Court documents and victim impact statements describe the group as an enabling ecosystem—not a cause, but a catalyst. Members reportedly reinforced Ruby’s belief that her children’s resistance signaled 'spiritual rebellion,' validated punitive interventions as 'loving correction,' and discouraged outside medical or mental health consultation. This mirrors findings in the 2022 Journal of Interpersonal Violence study on 'faith-based coercive control,' which notes that ideological insulation significantly delays help-seeking and complicates therapeutic engagement.
How can I tell if my parenting style is veering into coercive control?
Ask yourself: Do my child’s 'mistakes' trigger shame—not teaching? Does my love feel conditional on performance or compliance? Do I dismiss their feelings as 'dramatic' or 'manipulative'? The NCTSN offers a free, anonymous self-assessment tool (nctsn.org/parenting-checklist) developed with pediatric psychologists. If 3+ items resonate, consult a therapist specializing in attachment and family systems—not a parenting influencer.
Are the children receiving financial support from Ruby Franke’s YouTube earnings?
No. All revenue from Ruby Franke’s YouTube channels was frozen by court order in August 2023. In December 2023, a judge ruled that proceeds would be held in escrow pending resolution of civil lawsuits filed by the children (via their guardian ad litem) for emotional distress and restitution. Kevin Franke covers all expenses through his clinical practice income and established trust funds set up prior to the crisis.
Common Myths
Myth #1: "The children will recover quickly because they’re young."
Reality: Developmental age doesn’t dictate healing speed—it shapes *how* trauma manifests.

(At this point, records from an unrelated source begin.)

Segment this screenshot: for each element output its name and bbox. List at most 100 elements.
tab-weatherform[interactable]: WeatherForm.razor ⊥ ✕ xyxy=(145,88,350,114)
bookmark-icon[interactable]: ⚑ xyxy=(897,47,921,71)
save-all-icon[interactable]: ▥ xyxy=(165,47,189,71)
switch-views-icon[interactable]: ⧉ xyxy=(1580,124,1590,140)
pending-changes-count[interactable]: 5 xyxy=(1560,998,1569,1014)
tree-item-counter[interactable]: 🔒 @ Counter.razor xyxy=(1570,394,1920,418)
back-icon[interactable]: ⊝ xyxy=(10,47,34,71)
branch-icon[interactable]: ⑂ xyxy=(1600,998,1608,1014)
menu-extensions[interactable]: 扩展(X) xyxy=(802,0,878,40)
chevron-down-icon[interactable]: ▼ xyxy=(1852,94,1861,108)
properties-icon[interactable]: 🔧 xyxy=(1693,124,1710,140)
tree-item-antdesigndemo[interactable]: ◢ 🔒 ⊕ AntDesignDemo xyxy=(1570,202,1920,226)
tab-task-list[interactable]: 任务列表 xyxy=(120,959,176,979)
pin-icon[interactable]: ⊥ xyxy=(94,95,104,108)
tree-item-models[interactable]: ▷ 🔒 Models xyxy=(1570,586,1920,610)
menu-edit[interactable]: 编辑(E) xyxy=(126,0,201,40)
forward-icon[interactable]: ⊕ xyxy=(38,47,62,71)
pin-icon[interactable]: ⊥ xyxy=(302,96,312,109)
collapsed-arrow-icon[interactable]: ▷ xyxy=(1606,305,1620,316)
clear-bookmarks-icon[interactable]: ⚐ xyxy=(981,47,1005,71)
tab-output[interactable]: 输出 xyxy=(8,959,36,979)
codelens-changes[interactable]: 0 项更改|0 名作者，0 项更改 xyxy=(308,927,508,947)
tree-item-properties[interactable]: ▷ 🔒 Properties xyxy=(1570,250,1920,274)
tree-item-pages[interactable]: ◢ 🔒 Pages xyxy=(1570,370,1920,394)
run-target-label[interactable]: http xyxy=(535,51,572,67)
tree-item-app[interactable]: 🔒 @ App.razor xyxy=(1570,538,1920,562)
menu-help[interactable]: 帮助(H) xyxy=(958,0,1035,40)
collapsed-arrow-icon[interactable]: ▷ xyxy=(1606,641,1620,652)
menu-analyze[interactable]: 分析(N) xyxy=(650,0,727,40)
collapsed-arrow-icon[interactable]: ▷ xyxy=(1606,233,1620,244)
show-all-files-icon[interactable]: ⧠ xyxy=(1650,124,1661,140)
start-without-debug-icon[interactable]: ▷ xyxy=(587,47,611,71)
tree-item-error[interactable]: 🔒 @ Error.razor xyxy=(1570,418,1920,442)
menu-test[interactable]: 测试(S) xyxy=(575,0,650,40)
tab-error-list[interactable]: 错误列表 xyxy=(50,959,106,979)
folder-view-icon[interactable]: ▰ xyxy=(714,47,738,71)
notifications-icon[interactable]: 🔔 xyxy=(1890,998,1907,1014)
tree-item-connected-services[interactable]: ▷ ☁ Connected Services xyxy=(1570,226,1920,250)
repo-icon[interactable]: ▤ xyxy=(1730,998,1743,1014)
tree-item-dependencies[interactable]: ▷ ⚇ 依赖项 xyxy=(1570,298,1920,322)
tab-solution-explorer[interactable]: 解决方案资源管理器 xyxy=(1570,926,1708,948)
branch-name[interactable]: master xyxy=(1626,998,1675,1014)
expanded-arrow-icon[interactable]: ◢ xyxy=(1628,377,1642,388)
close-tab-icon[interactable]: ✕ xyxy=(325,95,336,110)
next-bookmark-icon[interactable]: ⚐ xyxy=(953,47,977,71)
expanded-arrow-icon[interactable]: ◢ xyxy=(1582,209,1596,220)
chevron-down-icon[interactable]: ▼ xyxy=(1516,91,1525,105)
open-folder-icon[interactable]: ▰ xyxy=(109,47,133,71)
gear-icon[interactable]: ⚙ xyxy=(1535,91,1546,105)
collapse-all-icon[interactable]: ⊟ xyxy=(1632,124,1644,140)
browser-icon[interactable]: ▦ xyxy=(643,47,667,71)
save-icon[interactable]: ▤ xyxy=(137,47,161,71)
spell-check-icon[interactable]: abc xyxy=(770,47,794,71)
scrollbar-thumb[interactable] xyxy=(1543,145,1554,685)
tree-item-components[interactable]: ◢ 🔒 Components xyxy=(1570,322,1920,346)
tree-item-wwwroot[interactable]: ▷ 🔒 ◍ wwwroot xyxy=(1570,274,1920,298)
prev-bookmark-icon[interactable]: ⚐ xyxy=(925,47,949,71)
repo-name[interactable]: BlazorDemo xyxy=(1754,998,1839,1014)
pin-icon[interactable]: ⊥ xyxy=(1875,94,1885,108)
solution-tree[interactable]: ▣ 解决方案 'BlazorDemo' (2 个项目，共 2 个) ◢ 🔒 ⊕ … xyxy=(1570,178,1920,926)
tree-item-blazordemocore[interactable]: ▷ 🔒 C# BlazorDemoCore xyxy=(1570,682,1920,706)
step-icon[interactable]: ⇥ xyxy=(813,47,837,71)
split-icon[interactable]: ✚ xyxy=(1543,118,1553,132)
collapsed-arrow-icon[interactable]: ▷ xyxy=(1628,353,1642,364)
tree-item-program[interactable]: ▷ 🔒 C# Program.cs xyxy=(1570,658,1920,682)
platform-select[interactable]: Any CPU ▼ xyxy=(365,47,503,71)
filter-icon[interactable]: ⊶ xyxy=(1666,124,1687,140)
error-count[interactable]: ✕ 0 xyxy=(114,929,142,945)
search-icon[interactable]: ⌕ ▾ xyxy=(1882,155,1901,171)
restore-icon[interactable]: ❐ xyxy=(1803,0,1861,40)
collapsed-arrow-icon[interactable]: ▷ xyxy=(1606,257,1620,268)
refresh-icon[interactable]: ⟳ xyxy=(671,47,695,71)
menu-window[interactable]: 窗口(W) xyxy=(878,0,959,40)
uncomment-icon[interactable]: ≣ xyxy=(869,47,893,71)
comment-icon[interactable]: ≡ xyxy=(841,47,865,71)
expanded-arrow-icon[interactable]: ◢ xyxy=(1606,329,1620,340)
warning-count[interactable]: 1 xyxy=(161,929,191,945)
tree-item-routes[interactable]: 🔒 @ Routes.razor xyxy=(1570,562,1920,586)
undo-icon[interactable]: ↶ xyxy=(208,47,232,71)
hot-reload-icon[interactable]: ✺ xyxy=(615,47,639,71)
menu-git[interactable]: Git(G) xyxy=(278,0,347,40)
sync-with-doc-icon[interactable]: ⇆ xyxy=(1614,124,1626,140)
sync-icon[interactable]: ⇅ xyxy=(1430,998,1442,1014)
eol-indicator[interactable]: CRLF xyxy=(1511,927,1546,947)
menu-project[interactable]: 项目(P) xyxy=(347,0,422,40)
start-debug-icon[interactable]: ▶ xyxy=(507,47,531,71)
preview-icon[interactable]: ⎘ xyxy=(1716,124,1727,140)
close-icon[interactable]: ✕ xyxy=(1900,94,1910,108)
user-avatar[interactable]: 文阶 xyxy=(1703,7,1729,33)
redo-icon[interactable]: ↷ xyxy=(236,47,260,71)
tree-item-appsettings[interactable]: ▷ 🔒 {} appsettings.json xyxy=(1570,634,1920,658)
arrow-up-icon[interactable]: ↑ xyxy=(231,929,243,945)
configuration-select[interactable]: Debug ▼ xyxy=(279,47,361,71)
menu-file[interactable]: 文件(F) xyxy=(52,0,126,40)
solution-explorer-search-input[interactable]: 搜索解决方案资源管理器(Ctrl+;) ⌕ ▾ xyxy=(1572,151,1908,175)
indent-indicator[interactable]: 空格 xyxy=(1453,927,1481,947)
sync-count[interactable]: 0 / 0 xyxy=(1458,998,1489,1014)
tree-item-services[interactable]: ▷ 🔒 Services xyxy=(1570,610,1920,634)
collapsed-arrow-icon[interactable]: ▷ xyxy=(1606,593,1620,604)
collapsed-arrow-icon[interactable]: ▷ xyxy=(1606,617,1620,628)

Younger children may regress physically (bedwetting, clinginess); teens may mask pain with hyper-independence or risky behavior. Recovery is measured in neural integration—not calendar time. As Dr. Kim states: "Healing isn’t linear. It’s spiral—returning to old wounds with new resources. Rushing it retraumatizes."
Myth #2: "If Ruby apologizes sincerely, the children should forgive her immediately."
Reality: Forced forgiveness violates trauma-informed ethics. The AAP explicitly warns against pressuring children to reconcile before they’ve developed internal safety. True repair requires accountability *first*—which includes accepting consequences, changing behavior long-term, and respecting the child’s timeline. Apologies without changed action are relational violence.
Related Topics (Internal Link Suggestions)
- Signs of coercive control in parenting — suggested anchor text: "coercive control warning signs in families"
- How to find trauma-informed therapists for children — suggested anchor text: "child trauma therapist directory"
- Healthy boundary setting with teenagers — suggested anchor text: "respectful teen boundaries guide"
- What to do when your child refuses therapy — suggested anchor text: "helping resistant teens accept mental health support"
- Parenting after divorce or separation — suggested anchor text: "co-parenting with integrity post-crisis"
Your Next Step Starts With One Small Shift
Learning where are ruby franke kids now isn’t about voyeurism—it’s about bearing witness to the profound, quiet work of healing. It’s about recognizing that every child deserves to grow in safety, not surveillance; to question without punishment; to rest without guilt. You don’t need a courtroom or a crisis to begin this work. Start today: choose one moment—mealtime, bedtime, homework—to replace instruction with invitation. Ask, "What do you need right now?" and mean it. Then listen—not to fix, but to know. That’s where real safety begins. If you’re feeling overwhelmed, reach out to the National Parent Helpline (1-855-4-A-PARENT) or connect with a therapist through Psychology Today’s verified directory. Your courage to reflect is the first act of protection—for your child, and for yourself.